Foi José Eduardo dos Santos quem escolheu João Lourenço para vice-presidente do partido e para lhe suceder. 
Depois, torna-se naturalmente difícil que o homem escolhido desafie o seu benfeitor, o seu mentor, mesmo quando os interesses pessoais deste colidem com os interesses da nação.
Quem se opõe ao que está mal, quem critica, é desvalorizado. 
E se não há oposição nem crítica, como se pode corrigir o que está mal? 
Nas redes sociais, pede-se que se deixe o novo presidente trabalhar. 
Proliferam já os novos polícias do pensamento e os novos engraxadores das botas pesadas de João Lourenço.
Do lado da oposição, pelo contrário, acredita-se que pouco ou nada se aproveita do MPLA. E mantém-se uma total falta de visão comum para Angola. 
Aquilo que é fundamental para o bem-estar dos angolanos não deve ser motivo de discórdia entre os do MPLA, da UNITA, CASA-CE, PRS, FNLA e a sociedade civil. 
As contendas devem girar em torno da melhor forma de alcançar os resultados – ambicionados por todos – que transformem Angola e melhorem a vida dos angolanos.
Mais uma vez, a liderança do MPLA tem a oportunidade de colocar o interesse do povo angolano acima do oportunismo e da ganância desmedida de muitos dos seus líderes. 
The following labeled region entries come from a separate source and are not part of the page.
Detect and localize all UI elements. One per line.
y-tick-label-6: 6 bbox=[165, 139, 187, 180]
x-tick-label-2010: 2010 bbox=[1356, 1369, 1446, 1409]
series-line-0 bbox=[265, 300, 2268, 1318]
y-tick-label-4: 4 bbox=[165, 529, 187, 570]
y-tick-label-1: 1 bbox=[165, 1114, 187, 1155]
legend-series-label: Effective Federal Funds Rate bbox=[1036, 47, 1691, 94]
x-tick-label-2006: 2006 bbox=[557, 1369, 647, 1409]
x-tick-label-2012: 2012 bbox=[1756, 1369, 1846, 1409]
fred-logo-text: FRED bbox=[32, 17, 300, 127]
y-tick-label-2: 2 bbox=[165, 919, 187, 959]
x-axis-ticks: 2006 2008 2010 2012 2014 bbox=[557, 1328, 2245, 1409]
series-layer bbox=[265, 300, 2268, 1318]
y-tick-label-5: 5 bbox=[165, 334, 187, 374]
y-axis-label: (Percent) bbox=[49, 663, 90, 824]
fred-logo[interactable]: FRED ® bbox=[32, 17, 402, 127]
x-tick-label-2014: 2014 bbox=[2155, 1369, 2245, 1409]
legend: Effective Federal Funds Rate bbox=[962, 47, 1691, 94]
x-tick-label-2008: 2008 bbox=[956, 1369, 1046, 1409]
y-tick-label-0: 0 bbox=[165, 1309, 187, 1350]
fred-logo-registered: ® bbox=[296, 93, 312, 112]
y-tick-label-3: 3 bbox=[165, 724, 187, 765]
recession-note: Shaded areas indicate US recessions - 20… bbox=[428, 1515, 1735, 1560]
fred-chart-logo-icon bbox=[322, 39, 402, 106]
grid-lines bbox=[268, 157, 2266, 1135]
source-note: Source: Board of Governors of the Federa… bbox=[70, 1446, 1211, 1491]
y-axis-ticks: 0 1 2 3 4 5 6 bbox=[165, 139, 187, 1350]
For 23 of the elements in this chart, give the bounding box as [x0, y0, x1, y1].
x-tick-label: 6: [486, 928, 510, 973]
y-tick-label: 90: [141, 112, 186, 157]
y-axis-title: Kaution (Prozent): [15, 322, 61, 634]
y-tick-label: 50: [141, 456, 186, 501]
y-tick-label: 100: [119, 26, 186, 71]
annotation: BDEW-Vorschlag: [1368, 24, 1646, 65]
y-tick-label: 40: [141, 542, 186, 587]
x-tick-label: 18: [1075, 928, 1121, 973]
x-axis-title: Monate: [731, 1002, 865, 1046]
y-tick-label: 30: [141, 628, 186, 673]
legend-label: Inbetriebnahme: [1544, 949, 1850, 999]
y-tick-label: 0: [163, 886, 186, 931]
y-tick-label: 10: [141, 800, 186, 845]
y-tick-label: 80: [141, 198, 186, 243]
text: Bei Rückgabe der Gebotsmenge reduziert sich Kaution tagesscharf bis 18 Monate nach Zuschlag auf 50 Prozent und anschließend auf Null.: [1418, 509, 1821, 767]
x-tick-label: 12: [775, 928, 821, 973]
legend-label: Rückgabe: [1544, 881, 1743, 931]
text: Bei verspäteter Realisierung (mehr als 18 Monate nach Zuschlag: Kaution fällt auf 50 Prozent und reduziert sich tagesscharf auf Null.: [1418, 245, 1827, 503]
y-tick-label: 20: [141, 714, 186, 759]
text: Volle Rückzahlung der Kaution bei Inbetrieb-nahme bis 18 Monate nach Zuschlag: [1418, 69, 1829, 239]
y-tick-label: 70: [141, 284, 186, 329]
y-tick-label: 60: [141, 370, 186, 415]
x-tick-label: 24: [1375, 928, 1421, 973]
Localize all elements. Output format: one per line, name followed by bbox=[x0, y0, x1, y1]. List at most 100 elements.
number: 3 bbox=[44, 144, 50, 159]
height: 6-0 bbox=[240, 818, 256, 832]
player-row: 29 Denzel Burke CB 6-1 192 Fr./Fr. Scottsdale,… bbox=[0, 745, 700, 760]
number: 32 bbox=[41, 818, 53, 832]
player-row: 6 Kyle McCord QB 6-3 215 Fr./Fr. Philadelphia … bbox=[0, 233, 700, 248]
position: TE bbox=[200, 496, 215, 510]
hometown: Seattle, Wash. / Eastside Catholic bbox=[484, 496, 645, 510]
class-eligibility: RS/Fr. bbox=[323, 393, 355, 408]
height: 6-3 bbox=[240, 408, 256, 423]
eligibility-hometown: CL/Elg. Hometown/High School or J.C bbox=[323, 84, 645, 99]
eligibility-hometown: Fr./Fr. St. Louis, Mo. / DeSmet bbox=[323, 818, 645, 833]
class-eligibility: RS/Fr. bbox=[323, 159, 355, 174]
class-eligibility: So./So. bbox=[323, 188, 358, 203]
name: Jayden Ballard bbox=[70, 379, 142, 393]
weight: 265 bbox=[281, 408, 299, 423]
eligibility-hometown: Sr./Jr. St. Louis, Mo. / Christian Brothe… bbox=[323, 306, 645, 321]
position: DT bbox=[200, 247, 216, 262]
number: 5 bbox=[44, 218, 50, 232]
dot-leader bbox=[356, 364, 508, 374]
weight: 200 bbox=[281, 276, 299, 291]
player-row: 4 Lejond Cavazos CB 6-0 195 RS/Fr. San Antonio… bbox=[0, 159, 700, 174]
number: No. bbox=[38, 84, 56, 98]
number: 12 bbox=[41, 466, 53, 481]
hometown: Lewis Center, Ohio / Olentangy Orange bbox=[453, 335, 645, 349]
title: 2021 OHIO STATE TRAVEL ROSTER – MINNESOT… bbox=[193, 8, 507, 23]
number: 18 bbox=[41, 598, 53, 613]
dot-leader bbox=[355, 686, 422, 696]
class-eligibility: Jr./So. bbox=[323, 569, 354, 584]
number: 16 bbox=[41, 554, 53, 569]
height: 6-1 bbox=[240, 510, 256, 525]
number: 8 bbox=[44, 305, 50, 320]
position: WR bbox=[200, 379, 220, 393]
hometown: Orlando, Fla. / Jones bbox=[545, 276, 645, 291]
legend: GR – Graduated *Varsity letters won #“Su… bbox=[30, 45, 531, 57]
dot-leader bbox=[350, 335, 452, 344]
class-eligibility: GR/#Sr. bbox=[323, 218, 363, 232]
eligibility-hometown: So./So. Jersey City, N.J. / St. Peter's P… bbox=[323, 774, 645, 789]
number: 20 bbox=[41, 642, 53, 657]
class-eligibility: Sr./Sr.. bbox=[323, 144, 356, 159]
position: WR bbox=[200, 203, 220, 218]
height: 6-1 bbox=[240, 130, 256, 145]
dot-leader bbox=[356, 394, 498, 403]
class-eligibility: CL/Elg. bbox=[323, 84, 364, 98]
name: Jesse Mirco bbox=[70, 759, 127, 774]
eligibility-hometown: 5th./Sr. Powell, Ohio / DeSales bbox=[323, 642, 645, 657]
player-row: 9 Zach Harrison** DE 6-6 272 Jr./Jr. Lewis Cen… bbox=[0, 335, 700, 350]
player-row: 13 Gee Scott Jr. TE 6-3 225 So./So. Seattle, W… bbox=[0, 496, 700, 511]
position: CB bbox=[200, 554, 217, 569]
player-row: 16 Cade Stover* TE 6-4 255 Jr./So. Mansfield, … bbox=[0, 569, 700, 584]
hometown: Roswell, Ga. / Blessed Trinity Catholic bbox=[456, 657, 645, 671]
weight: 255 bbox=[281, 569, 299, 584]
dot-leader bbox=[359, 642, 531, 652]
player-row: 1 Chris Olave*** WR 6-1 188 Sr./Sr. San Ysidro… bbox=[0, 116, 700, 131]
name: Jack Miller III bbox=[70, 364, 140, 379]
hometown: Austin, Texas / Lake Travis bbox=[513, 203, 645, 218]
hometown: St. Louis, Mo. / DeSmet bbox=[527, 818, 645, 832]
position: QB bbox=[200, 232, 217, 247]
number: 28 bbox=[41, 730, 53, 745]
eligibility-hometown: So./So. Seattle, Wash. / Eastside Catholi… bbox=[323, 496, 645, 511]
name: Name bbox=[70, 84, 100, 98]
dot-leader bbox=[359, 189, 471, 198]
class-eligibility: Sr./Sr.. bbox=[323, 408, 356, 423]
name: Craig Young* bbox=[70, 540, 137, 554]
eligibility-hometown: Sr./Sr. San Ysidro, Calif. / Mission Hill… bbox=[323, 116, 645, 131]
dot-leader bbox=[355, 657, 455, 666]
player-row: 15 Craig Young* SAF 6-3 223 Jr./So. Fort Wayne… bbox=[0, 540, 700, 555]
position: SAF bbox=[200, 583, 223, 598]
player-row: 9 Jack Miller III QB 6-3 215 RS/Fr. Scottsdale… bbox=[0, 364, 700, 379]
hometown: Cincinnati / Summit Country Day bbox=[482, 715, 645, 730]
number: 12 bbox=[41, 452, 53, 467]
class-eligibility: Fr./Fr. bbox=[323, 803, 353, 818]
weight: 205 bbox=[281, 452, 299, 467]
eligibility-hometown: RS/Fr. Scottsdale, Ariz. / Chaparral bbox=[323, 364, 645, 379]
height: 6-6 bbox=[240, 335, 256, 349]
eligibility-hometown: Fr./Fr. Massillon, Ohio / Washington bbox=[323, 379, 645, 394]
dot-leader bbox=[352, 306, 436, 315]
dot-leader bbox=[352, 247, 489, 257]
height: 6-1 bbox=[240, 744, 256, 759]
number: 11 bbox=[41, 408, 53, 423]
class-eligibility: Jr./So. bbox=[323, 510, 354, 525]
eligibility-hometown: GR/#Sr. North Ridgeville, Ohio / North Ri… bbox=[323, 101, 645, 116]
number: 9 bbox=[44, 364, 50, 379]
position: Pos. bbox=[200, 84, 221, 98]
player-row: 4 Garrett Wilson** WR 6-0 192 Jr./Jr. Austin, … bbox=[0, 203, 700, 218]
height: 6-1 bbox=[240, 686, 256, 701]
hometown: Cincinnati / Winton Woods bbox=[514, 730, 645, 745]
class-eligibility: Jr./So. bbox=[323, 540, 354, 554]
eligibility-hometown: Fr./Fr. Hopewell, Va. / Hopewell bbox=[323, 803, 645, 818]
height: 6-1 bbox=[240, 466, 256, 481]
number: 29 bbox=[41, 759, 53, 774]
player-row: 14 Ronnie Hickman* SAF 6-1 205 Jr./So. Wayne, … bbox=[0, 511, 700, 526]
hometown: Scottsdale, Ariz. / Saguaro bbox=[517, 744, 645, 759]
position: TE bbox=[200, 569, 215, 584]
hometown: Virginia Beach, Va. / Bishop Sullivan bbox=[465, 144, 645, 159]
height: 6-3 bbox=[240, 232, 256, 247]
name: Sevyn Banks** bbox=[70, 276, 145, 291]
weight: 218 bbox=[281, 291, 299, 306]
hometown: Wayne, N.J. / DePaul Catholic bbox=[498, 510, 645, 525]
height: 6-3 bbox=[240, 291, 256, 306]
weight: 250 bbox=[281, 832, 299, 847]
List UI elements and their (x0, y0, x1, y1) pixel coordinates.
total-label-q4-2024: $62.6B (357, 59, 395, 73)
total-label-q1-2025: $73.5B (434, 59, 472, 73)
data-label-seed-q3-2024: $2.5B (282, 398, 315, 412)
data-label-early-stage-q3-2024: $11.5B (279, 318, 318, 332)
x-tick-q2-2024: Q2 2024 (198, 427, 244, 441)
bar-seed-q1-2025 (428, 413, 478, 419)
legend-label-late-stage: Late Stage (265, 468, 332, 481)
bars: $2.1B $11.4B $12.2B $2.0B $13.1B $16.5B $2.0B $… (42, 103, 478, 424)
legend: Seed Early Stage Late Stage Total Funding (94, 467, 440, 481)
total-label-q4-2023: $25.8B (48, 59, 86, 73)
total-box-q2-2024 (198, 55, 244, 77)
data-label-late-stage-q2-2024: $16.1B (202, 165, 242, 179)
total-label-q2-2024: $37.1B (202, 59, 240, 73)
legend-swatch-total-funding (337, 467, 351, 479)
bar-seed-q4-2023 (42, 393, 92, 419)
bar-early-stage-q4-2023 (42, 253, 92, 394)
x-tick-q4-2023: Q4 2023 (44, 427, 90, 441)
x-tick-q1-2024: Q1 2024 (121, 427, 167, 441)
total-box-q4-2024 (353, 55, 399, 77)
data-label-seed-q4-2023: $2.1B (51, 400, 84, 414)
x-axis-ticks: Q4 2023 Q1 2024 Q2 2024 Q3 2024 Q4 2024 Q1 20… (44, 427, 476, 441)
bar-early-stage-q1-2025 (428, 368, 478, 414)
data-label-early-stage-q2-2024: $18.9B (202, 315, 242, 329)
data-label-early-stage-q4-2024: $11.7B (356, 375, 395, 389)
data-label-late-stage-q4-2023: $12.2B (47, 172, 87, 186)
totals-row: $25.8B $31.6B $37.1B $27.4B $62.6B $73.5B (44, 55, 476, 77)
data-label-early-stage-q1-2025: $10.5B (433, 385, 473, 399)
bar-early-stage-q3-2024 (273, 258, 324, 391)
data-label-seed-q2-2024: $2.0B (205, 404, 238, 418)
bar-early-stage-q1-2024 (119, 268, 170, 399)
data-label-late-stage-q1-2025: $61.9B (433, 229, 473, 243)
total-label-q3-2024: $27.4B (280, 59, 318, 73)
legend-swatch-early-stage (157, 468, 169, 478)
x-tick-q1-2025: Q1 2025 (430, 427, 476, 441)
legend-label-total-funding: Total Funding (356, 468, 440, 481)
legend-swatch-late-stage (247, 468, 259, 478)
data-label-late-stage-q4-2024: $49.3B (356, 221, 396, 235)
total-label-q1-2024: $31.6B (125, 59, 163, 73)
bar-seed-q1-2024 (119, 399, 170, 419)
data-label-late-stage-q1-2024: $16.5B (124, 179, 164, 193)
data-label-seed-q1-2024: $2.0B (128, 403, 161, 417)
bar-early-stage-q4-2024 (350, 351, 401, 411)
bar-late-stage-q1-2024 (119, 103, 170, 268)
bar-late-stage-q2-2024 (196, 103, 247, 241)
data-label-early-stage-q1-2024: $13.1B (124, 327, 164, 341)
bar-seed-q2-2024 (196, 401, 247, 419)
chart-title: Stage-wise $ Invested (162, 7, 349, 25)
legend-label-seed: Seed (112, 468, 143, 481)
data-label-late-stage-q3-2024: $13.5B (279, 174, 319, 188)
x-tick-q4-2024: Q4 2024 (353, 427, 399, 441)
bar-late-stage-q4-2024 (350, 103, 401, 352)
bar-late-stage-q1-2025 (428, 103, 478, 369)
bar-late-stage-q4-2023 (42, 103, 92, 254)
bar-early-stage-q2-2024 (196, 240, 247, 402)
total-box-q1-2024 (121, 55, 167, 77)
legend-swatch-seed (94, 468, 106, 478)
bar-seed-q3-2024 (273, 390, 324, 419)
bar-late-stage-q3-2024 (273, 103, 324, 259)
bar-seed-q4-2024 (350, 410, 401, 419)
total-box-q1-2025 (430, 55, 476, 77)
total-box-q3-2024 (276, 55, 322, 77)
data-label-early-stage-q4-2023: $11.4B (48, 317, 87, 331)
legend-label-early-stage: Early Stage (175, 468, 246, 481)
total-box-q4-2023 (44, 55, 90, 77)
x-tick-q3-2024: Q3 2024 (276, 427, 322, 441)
É uma oportunidade derradeira que não deve desperdiçar, pela sua história e pela sua sobrevivência.
A direcção do MPLA precisa de assumir imediatamente uma nova postura política. 
Tem de alterar os velhos métodos de actuação. 
Tem de reconhecer os seus erros e propor-se a corrigi-los, porque só assim estará em condições de melhorar todo o sistema de governação e de assegurar a estabilidade política interna.
Para o efeito, é necessário que José Eduardo dos Santos, por enquanto interessado em manter-se presidente do MPLA, abandone o seu cargo o mais cedo possível. 
É preciso democratizar o MPLA, com eleições para a presidência do partido.
O Comité Central e o Bureau Político do MPLA devem traçar uma linha de orientação política consequente, que rompa com o passado. 
E José Eduardo dos Santos é o passado.
Só assim será possível conter as perigosas divisões internas que se começam a desenhar, com a formação das facções de JES e de JLo. 
Só assim será possível que o MPLA se comprometa em servir o povo, respeitar os seus direitos fundamentais e acabar com o saque do país por parte dos seus dirigentes.